In science (Chemistry), water is defined as a chemical substance because it is made of hydrogen and oxygen molecule. Water is a polar molecule which means it carries positive and negative charges within the molecule. Not only that, it is not a simple straight chain molecule, rather there is an angle (104.5 degrees) between the two hydrogen atoms centering the single oxygen atom.
Water has peculiar physical and chemical nature. That being said, it exists as a charged species all time associated with protons (hydrogen with a positive charge) and it is then termed as protonated water. Water has exceptional behavior regarding expansion, freezing and cooling. Usually, any substance when freezes or becomes solid, their densities increase, they become hard and heavier but water becomes less dense when it solidifies or becomes ice. The density of water is 1 g/centimeter cubed at normal temperature, but when it becomes solid by freezing at 0 degrees Celsius it becomes less dense (about 0.92 g/cc). And that is the reason ice (less density) floats of water (more density).
The ocean is the major reservoir of water (97%) and it is salty. Animals and plants need fresh water which is only 3%. English novelist S.T. Coleridge said in the story Ancient Mariner: “Water water everywhere but not a drop to a drink” in the context when the sailor in the sea did not find any (fresh) water for a drink around him after killing the bird, albatross.
Water can form beautiful architecture such as the formation of snowflakes. When we say snowflake, we actually mean snow crystal. A snow crystal is a single crystal of ice, within which the water molecules are all lined up in a precise hexagonal array. Snow crystals display that characteristic six-fold symmetry.

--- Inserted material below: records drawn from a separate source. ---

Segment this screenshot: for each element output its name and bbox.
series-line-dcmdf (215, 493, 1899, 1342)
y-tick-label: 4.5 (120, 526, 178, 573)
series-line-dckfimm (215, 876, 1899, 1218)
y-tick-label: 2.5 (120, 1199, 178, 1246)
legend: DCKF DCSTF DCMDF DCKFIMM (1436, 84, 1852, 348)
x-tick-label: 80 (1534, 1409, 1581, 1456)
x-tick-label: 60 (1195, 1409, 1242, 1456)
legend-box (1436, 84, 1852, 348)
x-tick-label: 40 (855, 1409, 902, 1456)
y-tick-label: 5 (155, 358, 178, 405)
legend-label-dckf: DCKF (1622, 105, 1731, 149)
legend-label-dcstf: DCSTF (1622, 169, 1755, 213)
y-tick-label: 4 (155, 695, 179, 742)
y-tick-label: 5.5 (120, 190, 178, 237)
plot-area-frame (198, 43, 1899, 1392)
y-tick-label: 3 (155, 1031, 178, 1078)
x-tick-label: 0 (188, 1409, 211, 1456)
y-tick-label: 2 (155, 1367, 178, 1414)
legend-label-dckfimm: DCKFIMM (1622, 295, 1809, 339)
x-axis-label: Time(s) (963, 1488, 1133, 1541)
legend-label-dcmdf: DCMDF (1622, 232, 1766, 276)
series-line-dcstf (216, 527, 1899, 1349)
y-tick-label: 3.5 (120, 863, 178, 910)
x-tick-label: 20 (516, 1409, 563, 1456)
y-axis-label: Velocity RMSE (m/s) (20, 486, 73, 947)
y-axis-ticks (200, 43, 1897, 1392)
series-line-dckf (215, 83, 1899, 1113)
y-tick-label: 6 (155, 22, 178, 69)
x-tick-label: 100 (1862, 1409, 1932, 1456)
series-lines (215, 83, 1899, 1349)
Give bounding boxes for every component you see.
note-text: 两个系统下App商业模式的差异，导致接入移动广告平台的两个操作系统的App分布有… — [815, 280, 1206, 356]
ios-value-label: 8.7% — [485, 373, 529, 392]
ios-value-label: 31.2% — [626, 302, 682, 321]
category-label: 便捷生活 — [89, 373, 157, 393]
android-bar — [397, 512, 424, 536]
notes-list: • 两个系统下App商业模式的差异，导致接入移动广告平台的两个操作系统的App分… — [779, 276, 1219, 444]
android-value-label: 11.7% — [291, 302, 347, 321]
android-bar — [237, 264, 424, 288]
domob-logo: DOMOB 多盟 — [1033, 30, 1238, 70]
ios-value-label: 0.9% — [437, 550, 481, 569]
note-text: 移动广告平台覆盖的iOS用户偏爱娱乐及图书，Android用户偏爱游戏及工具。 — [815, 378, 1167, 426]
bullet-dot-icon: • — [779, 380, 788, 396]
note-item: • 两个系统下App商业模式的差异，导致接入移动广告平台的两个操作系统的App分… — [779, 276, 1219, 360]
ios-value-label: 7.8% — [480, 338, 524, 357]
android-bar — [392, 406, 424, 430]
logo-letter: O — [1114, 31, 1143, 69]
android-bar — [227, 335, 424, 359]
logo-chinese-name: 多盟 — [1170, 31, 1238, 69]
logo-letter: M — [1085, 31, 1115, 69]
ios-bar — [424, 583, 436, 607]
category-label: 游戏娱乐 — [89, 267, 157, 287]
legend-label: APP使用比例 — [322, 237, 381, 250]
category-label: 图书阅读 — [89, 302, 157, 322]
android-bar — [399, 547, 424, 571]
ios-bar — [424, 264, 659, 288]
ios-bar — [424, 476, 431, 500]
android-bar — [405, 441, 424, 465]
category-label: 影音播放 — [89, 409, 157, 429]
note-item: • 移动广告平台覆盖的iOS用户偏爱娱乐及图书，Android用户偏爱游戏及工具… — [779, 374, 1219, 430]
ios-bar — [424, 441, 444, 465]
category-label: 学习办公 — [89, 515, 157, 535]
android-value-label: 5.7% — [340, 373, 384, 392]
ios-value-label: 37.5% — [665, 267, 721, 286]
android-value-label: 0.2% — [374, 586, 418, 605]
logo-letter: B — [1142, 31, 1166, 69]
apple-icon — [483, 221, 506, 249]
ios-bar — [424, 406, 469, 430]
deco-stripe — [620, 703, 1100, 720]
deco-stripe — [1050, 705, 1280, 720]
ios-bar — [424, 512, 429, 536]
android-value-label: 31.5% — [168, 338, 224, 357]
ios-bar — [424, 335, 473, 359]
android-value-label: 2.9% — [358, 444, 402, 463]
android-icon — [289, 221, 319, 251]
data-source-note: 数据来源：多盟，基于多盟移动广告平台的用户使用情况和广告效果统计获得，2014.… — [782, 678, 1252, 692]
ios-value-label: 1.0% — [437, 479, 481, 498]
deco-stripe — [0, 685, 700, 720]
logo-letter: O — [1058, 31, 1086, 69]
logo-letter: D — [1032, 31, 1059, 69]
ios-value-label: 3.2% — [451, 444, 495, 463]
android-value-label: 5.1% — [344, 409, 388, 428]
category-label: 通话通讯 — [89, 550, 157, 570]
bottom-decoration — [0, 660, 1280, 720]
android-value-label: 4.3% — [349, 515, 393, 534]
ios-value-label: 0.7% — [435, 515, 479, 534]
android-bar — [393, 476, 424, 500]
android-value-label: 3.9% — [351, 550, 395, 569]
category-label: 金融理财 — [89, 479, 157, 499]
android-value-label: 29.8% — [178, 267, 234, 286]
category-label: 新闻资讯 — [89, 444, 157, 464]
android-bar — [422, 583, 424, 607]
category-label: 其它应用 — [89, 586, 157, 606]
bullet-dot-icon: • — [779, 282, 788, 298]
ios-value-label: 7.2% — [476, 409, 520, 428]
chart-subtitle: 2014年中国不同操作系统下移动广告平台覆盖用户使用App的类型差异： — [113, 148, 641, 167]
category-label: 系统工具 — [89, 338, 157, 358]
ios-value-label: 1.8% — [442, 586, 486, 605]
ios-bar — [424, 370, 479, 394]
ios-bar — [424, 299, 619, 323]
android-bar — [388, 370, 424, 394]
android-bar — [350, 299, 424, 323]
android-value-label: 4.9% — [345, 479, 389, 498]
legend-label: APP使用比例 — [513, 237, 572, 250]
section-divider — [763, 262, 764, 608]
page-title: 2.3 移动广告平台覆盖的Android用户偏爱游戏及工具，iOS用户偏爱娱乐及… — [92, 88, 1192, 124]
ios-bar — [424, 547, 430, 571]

When snow crystals first begin growing, they are shaped like simple hexagonal prisms.
The six-fold symmetry in a snow crystal arises from the arrangement of water molecules in the ice crystal lattice. As this ice crystal model spins around, you can see the hexagons in the structure. But a crystal is a three-dimensional structure, and snowflakes are also three-dimensional. So in conclusion, one can say water is a mysterious element of the Earth.